A Rarely does an S corporation make estimated tax payments.
An S Corporation must make installment payments of estimated tax if the total of these taxes is $500 or more:
The tax on certain capital gains,
The tax on built-in gains,
The excess net passive income tax, and
The investment recapture tax.
Q Do self-employment taxes need to be paid quarterly or yearly?
A If you are required to make estimated tax payments, self-employment tax is paid by making quarterly estimated tax payments which include both income tax and social security tax.
Q When are the quarterly estimated tax returns due?

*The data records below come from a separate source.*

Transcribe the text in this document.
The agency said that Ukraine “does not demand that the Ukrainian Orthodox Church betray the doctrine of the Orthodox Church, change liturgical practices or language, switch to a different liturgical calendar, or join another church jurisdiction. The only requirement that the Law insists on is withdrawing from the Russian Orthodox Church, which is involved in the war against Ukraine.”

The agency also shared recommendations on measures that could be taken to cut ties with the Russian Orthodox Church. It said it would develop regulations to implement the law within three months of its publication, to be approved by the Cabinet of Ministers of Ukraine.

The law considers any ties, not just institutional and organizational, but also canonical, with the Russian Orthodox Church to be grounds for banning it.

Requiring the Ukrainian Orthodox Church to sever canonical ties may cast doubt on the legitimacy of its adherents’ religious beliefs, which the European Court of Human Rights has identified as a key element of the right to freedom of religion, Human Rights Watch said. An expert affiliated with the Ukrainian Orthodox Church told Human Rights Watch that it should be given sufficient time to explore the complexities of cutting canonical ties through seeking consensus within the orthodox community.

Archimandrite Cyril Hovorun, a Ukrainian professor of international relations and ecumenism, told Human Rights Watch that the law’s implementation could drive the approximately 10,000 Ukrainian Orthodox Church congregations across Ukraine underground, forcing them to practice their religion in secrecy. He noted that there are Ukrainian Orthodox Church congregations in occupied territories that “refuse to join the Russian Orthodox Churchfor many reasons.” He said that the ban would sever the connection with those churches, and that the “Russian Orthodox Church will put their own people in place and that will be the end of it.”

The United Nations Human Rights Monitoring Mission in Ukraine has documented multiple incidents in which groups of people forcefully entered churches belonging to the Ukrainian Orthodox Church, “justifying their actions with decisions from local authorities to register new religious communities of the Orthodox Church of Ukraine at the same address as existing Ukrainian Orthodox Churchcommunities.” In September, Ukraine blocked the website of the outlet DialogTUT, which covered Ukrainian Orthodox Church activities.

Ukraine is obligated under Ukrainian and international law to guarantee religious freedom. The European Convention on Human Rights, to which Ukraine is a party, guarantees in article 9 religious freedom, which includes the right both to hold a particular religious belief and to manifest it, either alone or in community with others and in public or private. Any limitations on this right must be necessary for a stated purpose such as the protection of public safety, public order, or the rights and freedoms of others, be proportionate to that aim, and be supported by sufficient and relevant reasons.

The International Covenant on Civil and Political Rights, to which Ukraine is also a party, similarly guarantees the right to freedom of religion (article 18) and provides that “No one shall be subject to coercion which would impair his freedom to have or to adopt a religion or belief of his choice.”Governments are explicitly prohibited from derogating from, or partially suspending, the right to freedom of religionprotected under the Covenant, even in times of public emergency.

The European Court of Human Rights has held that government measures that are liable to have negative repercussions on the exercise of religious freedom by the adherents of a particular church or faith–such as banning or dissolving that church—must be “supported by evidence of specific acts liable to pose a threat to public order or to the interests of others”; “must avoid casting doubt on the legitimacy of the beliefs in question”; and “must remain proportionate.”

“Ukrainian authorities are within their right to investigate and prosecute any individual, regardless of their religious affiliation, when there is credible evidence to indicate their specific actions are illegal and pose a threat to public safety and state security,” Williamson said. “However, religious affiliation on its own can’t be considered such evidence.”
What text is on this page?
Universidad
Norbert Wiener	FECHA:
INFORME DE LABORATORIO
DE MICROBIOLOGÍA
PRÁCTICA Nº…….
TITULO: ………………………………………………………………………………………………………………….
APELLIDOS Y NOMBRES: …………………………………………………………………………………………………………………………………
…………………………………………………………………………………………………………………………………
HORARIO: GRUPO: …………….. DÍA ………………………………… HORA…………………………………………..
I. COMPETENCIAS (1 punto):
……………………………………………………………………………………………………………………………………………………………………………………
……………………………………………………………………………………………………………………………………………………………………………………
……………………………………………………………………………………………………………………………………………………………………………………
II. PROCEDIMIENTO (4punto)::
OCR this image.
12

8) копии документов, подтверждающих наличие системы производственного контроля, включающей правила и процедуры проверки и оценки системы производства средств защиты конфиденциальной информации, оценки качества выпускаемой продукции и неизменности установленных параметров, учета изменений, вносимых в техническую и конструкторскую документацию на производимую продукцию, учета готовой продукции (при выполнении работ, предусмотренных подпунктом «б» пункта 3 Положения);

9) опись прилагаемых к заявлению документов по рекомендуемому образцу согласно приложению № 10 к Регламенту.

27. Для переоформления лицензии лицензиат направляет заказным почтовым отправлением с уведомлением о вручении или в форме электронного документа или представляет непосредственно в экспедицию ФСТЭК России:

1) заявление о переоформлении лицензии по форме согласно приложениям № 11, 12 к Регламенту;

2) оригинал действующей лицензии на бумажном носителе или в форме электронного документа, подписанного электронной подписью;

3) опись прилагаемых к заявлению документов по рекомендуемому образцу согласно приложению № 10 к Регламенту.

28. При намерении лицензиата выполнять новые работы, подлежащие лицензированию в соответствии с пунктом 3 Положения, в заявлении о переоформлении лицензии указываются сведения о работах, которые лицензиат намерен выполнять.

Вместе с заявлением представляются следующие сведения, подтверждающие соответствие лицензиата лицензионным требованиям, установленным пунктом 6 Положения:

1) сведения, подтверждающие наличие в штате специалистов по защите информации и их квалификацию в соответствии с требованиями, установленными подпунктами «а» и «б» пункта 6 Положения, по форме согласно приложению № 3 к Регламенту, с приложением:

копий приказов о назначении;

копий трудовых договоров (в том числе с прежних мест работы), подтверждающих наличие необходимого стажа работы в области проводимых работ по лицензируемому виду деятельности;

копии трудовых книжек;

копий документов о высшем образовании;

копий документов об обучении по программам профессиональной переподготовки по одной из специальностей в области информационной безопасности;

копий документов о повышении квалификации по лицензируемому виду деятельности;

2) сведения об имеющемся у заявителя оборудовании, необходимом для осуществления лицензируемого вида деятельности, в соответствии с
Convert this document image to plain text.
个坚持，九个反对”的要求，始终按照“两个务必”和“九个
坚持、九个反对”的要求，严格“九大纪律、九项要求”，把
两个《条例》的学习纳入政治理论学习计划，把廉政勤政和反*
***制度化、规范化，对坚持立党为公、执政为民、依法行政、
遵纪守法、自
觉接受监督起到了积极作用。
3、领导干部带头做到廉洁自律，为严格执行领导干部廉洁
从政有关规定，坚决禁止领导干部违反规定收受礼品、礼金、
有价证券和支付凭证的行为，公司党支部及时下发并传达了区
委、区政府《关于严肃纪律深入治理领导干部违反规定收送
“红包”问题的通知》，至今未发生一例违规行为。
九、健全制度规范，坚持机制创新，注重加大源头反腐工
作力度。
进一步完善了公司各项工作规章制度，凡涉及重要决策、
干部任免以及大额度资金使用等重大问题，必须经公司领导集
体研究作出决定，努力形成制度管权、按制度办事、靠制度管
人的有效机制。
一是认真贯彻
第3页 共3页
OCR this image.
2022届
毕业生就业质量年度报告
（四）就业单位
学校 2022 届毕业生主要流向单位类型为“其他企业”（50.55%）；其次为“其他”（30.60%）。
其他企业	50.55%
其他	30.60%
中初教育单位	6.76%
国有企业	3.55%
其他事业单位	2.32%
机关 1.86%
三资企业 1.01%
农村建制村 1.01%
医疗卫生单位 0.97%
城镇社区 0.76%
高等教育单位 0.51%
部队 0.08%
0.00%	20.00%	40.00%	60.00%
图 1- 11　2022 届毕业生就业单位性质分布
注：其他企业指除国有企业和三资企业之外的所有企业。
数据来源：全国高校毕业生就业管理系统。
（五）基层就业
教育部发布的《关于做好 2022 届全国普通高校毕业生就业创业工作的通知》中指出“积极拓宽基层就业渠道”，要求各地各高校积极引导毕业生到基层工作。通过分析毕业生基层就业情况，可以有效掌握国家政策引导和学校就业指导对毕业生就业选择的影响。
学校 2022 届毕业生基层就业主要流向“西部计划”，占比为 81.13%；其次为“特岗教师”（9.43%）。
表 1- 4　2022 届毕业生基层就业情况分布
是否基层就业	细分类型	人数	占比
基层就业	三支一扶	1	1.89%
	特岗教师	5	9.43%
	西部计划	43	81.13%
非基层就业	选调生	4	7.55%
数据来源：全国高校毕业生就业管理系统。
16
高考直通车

A You only make estimated tax payments using payment vouchers. There is not an estimated tax return.
Your first estimated tax payment is usually due the 15th of April.
You may pay the entire year's estimated tax at that time, or
You may pay your estimated tax in four payments that are due April 15th, June 15th, September 15th, and January 15th of the following year.
If the due date for making an estimated tax payment falls on a Saturday, Sunday, or legal holiday, the payment will be on time if you make it on the next day that is not a Saturday, Sunday, or legal holiday.